Jackson fired her father as her manager shortly after the “Control” video was cut—which, as producer Sharon Oreck put it in the book I Want My MTV, was a disaster:

Janet was splitting with her father, Joe, as her manager, and he was angry and taking it out on everyone. In the video, Janet was supposed to sit on a trapeze. Joe said if I put her on that trapeze, I had to take out $1 million of insurance on her. I went to the record company and they’re like, ‘Don’t tell Joe Jackson anything, but don’t tell him no, either. We don’t say no to Joe Jackson.’ So I didn’t tell him anything, and he threatened to kill me or maybe break my legs, it was something bad. Mary Lambert went to the record company and said, ‘We’re both quitting unless you tell Joe Jackson you’re covering the insurance.’”

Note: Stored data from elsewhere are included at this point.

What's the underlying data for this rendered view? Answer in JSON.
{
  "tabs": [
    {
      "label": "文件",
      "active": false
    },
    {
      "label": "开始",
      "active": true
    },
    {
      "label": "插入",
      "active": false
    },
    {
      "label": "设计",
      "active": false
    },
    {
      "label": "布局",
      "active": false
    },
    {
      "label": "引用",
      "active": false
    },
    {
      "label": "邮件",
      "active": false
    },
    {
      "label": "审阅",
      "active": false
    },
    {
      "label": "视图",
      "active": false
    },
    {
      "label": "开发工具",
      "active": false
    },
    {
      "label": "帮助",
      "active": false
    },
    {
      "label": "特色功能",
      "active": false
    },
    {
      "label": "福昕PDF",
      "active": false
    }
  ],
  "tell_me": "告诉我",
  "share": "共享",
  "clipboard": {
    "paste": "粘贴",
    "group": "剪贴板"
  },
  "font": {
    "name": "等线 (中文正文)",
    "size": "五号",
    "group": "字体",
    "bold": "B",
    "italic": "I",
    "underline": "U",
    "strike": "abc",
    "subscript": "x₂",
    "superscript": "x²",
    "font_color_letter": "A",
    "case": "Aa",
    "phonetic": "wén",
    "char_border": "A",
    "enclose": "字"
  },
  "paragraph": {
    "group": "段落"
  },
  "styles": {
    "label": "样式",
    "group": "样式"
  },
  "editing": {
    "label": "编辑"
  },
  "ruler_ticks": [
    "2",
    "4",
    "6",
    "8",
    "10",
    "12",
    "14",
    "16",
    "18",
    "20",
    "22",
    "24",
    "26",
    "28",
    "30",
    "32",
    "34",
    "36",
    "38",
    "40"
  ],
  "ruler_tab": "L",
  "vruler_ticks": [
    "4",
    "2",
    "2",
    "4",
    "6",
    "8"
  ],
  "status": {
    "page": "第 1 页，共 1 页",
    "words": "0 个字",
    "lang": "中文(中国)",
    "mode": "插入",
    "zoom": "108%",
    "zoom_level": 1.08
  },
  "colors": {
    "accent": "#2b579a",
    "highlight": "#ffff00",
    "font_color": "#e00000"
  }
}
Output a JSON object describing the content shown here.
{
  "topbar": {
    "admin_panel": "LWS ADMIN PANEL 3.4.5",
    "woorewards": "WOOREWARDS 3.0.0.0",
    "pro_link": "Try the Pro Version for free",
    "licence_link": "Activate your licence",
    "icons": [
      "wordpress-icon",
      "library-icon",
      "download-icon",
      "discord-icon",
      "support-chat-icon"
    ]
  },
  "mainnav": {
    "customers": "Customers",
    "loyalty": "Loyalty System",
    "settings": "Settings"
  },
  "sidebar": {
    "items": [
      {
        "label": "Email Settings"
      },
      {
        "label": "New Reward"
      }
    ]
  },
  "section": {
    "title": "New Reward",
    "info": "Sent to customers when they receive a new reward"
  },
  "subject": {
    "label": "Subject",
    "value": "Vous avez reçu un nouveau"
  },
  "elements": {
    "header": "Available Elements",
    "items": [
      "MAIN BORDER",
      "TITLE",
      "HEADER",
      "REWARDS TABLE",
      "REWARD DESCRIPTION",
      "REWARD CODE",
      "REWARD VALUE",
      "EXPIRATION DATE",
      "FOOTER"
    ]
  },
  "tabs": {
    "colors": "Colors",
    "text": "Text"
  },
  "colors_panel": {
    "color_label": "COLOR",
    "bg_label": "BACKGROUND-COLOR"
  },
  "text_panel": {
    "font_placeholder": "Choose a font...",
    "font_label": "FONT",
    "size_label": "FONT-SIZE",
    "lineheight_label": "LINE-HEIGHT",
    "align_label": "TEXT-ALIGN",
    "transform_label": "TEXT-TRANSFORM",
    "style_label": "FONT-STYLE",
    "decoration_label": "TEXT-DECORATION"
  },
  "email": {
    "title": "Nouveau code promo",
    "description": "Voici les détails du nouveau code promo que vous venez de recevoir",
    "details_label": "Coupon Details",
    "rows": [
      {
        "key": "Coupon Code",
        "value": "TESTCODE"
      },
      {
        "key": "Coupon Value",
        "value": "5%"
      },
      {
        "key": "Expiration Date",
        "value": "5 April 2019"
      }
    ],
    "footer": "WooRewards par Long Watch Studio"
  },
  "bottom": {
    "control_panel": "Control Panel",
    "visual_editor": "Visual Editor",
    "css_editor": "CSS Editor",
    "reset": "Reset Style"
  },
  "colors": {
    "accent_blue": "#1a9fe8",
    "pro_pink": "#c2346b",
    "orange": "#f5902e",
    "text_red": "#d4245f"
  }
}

Thirty years on, that time can seem a bit far away, particularly when we’re talking about an era in which MTV had only recently begun playing videos by black artists. Oreck detailed the record label instructing Janet at the “Control” shoot to tell the handful of white people in the crowd (a “screaming throng of mostly black and Hispanic teenagers,” as Spin put it) to “move to the front” for the video. Optics. But ultimately, what helped Jackson become so successful in a mainstream pop world then just beginning to open up to black woman icons was her total embrace of her agency, her comfort in herself. “To be honest, I didn’t know all that was in me,” she told Spin in ‘87. “I wanted this album to be my success, not my family’s.”